• April 24, 2014

Group Uses Creative Tactics to Grow E-Mail List Tenfold

Audubon Uses Creative to Expand E-Mail List Tenfold 1

A NEW LOOK: To mark the second anniversary of the Gulf oil spill, the National Audubon Society redesigned its Web site to make it look like it had been taken over by an oil slick. It asked supporters to take specific conservation actions each day of the week, such as installing at least two energy-saving light bulbs or biking to work.

By expanding the number of its supporters tenfold in just two years, the National Audubon Society’s online fundraising grew faster than any of the other 153 charities in a new study by The Chronicle of Philanthropy.

The organization collected more than $516,000 online in the fiscal year it wrapped up on June 30, 2012, an increase of 181 percent.

A year earlier, the group had just 30,000 e-mail addresses of prospective donors, many of whom had been solicited by the charity “over and over again,” says Jessica Green, its vice president for engagement.

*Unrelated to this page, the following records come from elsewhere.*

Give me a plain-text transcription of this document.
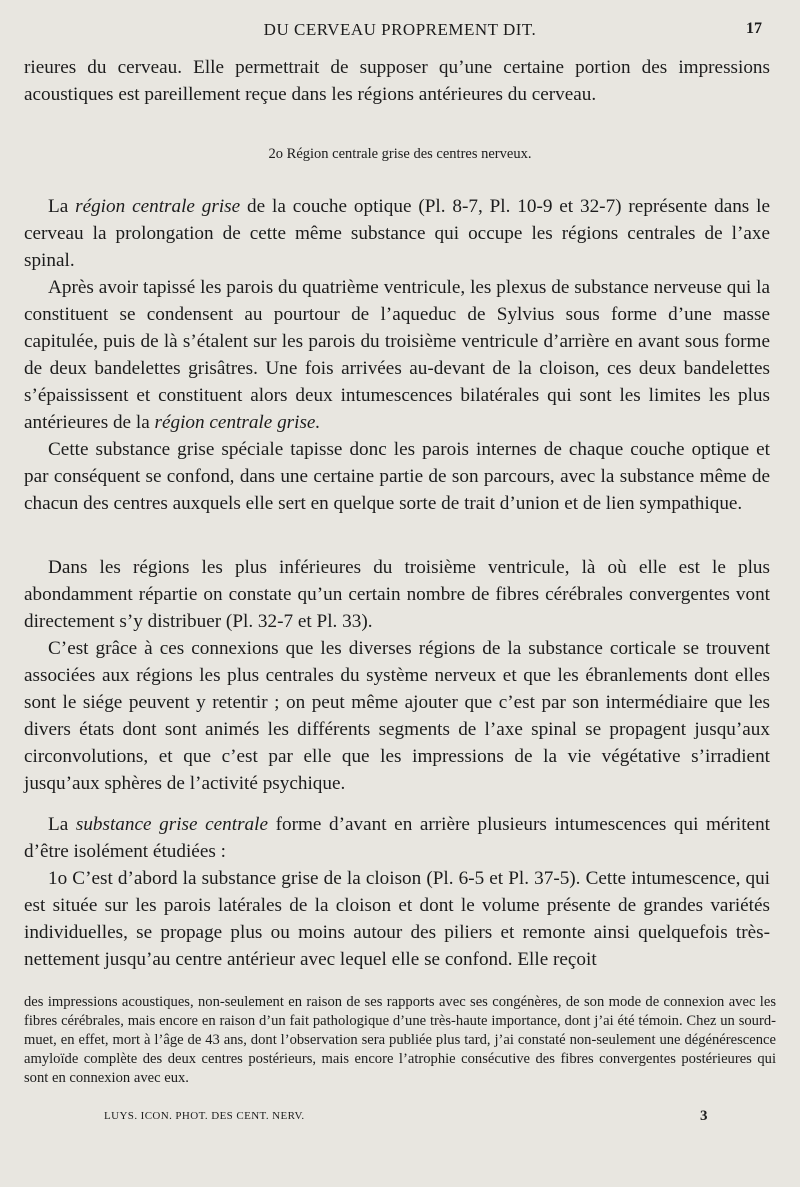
DU CERVEAU PROPREMENT DIT.	17

rieures du cerveau. Elle permettrait de supposer qu’une certaine portion des impressions acoustiques est pareillement reçue dans les régions antérieures du cerveau.

2o Région centrale grise des centres nerveux.

La région centrale grise de la couche optique (Pl. 8-7, Pl. 10-9 et 32-7) représente dans le cerveau la prolongation de cette même substance qui occupe les régions centrales de l’axe spinal.

Après avoir tapissé les parois du quatrième ventricule, les plexus de substance nerveuse qui la constituent se condensent au pourtour de l’aqueduc de Sylvius sous forme d’une masse capitulée, puis de là s’étalent sur les parois du troisième ventricule d’arrière en avant sous forme de deux bandelettes grisâtres. Une fois arrivées au-devant de la cloison, ces deux bandelettes s’épaississent et constituent alors deux intumescences bilatérales qui sont les limites les plus antérieures de la région centrale grise.

Cette substance grise spéciale tapisse donc les parois internes de chaque couche optique et par conséquent se confond, dans une certaine partie de son parcours, avec la substance même de chacun des centres auxquels elle sert en quelque sorte de trait d’union et de lien sympathique.

Dans les régions les plus inférieures du troisième ventricule, là où elle est le plus abondamment répartie on constate qu’un certain nombre de fibres cérébrales convergentes vont directement s’y distribuer (Pl. 32-7 et Pl. 33).

C’est grâce à ces connexions que les diverses régions de la substance corticale se trouvent associées aux régions les plus centrales du système nerveux et que les ébranlements dont elles sont le siége peuvent y retentir ; on peut même ajouter que c’est par son intermédiaire que les divers états dont sont animés les différents segments de l’axe spinal se propagent jusqu’aux circonvolutions, et que c’est par elle que les impressions de la vie végétative s’irradient jusqu’aux sphères de l’activité psychique.

La substance grise centrale forme d’avant en arrière plusieurs intumescences qui méritent d’être isolément étudiées :

1o C’est d’abord la substance grise de la cloison (Pl. 6-5 et Pl. 37-5). Cette intumescence, qui est située sur les parois latérales de la cloison et dont le volume présente de grandes variétés individuelles, se propage plus ou moins autour des piliers et remonte ainsi quelquefois très-nettement jusqu’au centre antérieur avec lequel elle se confond. Elle reçoit

des impressions acoustiques, non-seulement en raison de ses rapports avec ses congénères, de son mode de connexion avec les fibres cérébrales, mais encore en raison d’un fait pathologique d’une très-haute importance, dont j’ai été témoin. Chez un sourd-muet, en effet, mort à l’âge de 43 ans, dont l’observation sera publiée plus tard, j’ai constaté non-seulement une dégénérescence amyloïde complète des deux centres postérieurs, mais encore l’atrophie consécutive des fibres convergentes postérieures qui sont en connexion avec eux.

LUYS. ICON. PHOT. DES CENT. NERV.	3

Today, that list totals more than 305,000, the result of a push to reach out to a broader, more diverse audience through social networks, its Web site, marketing campaigns, and by buying lists from other groups.

Involving Supporters

Audubon has also taken creative online approaches to get supporters more involved in its mission. Last April it ran a weeklong campaign to mark the second anniversary of the Gulf Oil spill called “Oil and Birds Don’t Mix.”

The group redesigned its Web site to make it look like it had been overtaken by an oil spill. It also encouraged people to take action that would help decrease gas use and promote the importance of helping birds by writing letters to lawmakers, forgoing trips in their cars, and teaching children about the importance of nature. About 9,000 people told the charity they took those steps, Ms. Green says.

More Appeals

In addition to expanding the size of its e-mail list, the charity also stepped up the number of appeals it has been sending. “We’re asking for more money more frequently and more effectively,” she says.

But that by itself is not enough, Ms. Green says. “We learned that to be successful in fundraising, you can’t always be asking for money,” she says. “It’s important to keep our supporters engaged and informed, to thank them for their contributions and celebrate their success.”

To do that, the organization created a monthly e-mail newsletter in late 2011 and sends regular messages that thank donors and point them to advocacy efforts.

The charity expects these changes to help it further improve its online fundraising returns this year and beyond. Online gifts accounted for 3.7 percent of Audubon’s fundraising returns in total gifts of under $1,000 in 2012—up from 1.3 percent in 2011.

It expects that figure to grow to 6.4 percent this year and 10 to 15 percent of its total fundraising revenue in the next two years.